Unreachable code
delirious-lettuce opened this issue · 3 comments
Line 65 in b3af99c
To get inside of this if
statement, link.get('href')
must start with http
but then it cannot ever start with #
or tel:
or :mailto
.
Since link.get('href')
is being used so frequently in this function, a better option would be to assign it to a variable like current_link = link.get('href')
and also use Python's str.startswith
instead of slices
>>> link = {'href': 'http://www.google.com'}
>>> current_link = link.get('href')
>>> current_link[:4] == 'http'
True
>>> current_link.startswith('http')
True
>>> current_link.startswith(('#', 'tel:', 'mailto:'))
False
I commented out these two seemingly unreachable sections to highlight them.
if link.get('href')[:4] == "http":
# SAME ORIGIN
if domain in link.get('href'):
# IF URL IS DYNAMIC
if "?" in link.get('href'):
print OKRED + "[+] Dynamic URL found! " + link.get('href') + " " + RESET
urls.write(link.get('href') + "\n")
urls_saved.write(link.get('href') + "\n")
dynamic_saved.write(link.get('href') + "\n")
# # DOM BASED LINK
# elif link.get('href')[:1] == "#":
# print OKBLUE + "[i] DOM based link found! " + link.get('href') + " " + RESET
# # TELEPHONE
# elif link.get('href')[:4] == "tel:":
# s = link.get('href')
# phonenum = s.split(':')[1]
# print OKORANGE + "[i] Telephone # found! " + phonenum + " " + RESET
# phones_saved.write(phonenum + "\n")
# # EMAIL
# elif link.get('href')[:7] == "mailto:":
# s = link.get('href')
# email = s.split(':')[1]
# print OKORANGE + "[i] Email found! " + email + " " + RESET
# emails_saved.write(email + "\n")
# FULL URI OF SAME ORIGIN
else:
print link.get('href')
urls.write(link.get('href') + "\n")
urls_saved.write(link.get('href') + "\n")
# EXTERNAL LINK FOUND
else:
# IF URL IS DYNAMIC
if "?" in link.get('href'):
print COLOR2 + "[+] External Dynamic URL found! " + link.get('href') + " " + RESET
# # DOM BASED LINK
# elif link.get('href')[:1] == "#":
# print COLOR2 + "[i] External DOM based link found! " + link.get('href') + " " + RESET
# # TELEPHONE
# elif link.get('href')[:4] == "tel:":
# s = link.get('href')
# phonenum = s.split(':')[1]
# print OKORANGE + "[i] External Telephone # found! " + phonenum + " " + RESET
# # EMAIL
# elif link.get('href')[:7] == "mailto:":
# s = link.get('href')
# email = s.split(':')[1]
# print OKORANGE + "[i] External Email found! " + email + " " + RESET
# FULL URI OF EXTERNAL ORIGIN
else:
print COLOR2 + "[i] External link found! " + link.get('href') + " " + RESET
Thanks for the heads up.
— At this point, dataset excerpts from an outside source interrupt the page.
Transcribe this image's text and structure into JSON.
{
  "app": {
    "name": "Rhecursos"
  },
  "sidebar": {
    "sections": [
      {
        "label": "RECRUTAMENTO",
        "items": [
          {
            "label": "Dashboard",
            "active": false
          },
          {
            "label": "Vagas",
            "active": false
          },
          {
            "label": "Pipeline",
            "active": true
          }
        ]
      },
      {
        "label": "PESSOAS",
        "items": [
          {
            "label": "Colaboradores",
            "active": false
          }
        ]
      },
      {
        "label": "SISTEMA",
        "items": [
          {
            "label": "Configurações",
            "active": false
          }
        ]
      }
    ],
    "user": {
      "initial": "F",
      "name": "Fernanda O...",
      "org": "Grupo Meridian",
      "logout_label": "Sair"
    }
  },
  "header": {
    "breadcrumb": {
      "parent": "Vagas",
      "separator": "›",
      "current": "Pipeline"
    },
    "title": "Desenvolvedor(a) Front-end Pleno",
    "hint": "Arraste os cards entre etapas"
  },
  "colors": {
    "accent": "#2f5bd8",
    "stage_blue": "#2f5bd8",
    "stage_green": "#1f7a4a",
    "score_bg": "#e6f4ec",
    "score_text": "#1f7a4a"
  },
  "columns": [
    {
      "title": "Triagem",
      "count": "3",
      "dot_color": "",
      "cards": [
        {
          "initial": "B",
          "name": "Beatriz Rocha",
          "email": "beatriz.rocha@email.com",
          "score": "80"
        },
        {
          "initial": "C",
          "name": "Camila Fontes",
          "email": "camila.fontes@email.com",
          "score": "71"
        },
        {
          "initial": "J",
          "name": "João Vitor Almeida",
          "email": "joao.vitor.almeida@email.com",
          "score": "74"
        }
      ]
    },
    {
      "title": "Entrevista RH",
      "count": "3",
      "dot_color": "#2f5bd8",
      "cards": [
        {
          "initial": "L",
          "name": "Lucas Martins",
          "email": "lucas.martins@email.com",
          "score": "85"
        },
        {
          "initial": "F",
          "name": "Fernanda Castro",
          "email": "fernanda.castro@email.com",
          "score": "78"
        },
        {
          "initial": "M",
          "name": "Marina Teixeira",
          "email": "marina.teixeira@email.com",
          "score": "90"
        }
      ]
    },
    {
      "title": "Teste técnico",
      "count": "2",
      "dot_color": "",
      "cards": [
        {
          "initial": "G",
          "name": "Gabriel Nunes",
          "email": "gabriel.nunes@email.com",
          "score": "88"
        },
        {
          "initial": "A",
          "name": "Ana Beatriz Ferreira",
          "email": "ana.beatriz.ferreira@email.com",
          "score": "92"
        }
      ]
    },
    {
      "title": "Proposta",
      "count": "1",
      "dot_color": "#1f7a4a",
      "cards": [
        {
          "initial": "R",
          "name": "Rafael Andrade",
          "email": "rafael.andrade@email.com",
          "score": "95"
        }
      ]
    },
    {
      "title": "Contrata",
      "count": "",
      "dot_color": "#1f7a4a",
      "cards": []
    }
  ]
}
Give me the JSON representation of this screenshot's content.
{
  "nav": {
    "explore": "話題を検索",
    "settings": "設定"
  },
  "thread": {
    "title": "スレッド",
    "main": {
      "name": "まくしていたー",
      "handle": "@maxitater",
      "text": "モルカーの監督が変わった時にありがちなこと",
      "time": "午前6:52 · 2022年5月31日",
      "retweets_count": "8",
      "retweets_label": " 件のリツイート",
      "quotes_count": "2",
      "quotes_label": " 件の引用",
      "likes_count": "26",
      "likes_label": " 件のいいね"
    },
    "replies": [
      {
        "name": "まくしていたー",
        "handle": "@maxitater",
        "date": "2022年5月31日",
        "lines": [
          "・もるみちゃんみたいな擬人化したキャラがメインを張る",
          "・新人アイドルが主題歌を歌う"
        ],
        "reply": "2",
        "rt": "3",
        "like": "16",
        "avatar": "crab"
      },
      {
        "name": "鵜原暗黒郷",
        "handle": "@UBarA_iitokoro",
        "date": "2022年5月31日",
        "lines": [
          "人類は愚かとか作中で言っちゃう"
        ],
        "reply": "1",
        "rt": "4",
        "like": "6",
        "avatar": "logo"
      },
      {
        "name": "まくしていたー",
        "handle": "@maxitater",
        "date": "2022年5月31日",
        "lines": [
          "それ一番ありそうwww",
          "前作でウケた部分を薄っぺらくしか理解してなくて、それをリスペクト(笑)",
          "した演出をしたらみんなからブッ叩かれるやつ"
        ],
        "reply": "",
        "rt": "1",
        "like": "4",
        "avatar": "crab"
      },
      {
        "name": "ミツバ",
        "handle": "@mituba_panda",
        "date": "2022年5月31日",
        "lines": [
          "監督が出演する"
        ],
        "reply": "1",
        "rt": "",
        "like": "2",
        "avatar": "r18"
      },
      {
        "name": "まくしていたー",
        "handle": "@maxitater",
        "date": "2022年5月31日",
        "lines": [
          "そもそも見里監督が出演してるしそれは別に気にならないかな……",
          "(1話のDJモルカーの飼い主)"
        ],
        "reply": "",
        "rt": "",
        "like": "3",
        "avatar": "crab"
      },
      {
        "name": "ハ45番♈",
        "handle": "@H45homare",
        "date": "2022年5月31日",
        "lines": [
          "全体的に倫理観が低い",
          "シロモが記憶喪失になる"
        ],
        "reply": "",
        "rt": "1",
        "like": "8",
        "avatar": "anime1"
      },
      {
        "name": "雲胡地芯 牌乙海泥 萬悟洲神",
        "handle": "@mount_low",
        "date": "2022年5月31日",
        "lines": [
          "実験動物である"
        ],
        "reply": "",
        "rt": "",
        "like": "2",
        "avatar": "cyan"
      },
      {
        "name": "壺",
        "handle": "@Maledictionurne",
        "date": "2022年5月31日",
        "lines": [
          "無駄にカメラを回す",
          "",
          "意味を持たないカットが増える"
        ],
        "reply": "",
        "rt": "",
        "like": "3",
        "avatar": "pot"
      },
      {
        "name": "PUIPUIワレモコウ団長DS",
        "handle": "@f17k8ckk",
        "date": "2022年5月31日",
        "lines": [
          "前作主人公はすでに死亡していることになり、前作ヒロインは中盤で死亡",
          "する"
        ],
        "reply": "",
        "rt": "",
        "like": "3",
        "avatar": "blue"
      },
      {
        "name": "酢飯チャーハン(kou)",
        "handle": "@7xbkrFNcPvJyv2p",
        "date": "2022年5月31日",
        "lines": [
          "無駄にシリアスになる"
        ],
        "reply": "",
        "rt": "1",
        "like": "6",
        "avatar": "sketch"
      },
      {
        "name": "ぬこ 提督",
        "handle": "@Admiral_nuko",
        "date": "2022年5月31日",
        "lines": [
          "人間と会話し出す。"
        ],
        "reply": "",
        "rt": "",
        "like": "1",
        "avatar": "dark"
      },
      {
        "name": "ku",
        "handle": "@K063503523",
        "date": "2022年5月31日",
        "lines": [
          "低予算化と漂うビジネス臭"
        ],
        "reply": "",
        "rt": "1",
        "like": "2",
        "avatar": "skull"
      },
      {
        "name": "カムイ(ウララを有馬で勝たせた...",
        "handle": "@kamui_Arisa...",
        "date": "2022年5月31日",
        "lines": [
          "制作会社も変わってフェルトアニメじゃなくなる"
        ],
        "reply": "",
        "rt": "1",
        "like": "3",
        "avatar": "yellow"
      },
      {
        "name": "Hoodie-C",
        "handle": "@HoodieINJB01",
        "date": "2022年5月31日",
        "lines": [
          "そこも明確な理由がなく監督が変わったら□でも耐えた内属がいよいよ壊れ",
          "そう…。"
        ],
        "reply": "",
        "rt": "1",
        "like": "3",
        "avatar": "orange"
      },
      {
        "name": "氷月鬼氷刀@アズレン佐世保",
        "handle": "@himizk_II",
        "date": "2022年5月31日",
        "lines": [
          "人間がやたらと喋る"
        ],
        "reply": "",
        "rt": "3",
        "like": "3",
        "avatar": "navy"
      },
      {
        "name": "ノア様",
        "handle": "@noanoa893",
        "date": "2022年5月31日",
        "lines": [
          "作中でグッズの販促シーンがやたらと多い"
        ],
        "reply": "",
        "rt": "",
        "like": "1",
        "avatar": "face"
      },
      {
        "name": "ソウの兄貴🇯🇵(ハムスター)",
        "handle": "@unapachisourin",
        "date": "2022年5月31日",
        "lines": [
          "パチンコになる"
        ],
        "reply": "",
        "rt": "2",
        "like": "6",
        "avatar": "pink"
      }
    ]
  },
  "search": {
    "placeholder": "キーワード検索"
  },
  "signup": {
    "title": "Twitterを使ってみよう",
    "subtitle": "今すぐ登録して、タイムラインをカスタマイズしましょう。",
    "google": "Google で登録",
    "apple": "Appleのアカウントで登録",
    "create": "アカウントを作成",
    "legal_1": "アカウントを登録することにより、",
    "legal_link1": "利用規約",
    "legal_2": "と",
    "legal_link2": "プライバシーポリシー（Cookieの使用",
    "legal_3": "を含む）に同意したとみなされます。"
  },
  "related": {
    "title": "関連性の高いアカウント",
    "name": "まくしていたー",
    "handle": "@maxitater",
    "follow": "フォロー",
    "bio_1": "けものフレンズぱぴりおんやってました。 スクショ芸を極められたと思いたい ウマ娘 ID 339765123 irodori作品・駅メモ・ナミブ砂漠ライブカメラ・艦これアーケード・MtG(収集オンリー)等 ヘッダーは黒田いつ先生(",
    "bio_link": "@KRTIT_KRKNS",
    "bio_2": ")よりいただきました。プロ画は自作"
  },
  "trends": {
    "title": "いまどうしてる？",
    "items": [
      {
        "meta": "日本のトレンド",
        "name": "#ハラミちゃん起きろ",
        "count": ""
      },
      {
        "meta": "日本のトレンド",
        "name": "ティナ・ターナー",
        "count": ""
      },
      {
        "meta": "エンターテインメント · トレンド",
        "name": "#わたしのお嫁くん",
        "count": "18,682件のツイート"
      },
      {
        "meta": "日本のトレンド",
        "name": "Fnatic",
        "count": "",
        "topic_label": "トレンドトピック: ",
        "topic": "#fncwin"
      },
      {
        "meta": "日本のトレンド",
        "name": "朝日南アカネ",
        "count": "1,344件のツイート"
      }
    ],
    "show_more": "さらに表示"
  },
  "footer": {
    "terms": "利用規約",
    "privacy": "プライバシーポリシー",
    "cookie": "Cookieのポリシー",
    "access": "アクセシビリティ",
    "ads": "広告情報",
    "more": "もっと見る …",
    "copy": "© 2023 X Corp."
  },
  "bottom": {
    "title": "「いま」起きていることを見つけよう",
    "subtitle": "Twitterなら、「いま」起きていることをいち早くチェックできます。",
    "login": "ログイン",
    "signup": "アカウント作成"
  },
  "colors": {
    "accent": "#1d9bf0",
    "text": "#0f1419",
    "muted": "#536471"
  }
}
I removed the affected lines from the master branch, so should be good now.
@1N3 ,
No problem, I just wasn't sure which way you wanted to go with it (just deleting it or re-working them in some other way).
I've also been experimenting with using a scrapy spider to get the links instead of how it is currently being done.
@delirious-lettuce, cool. If there's a better way to do it, I'd be interested to see it.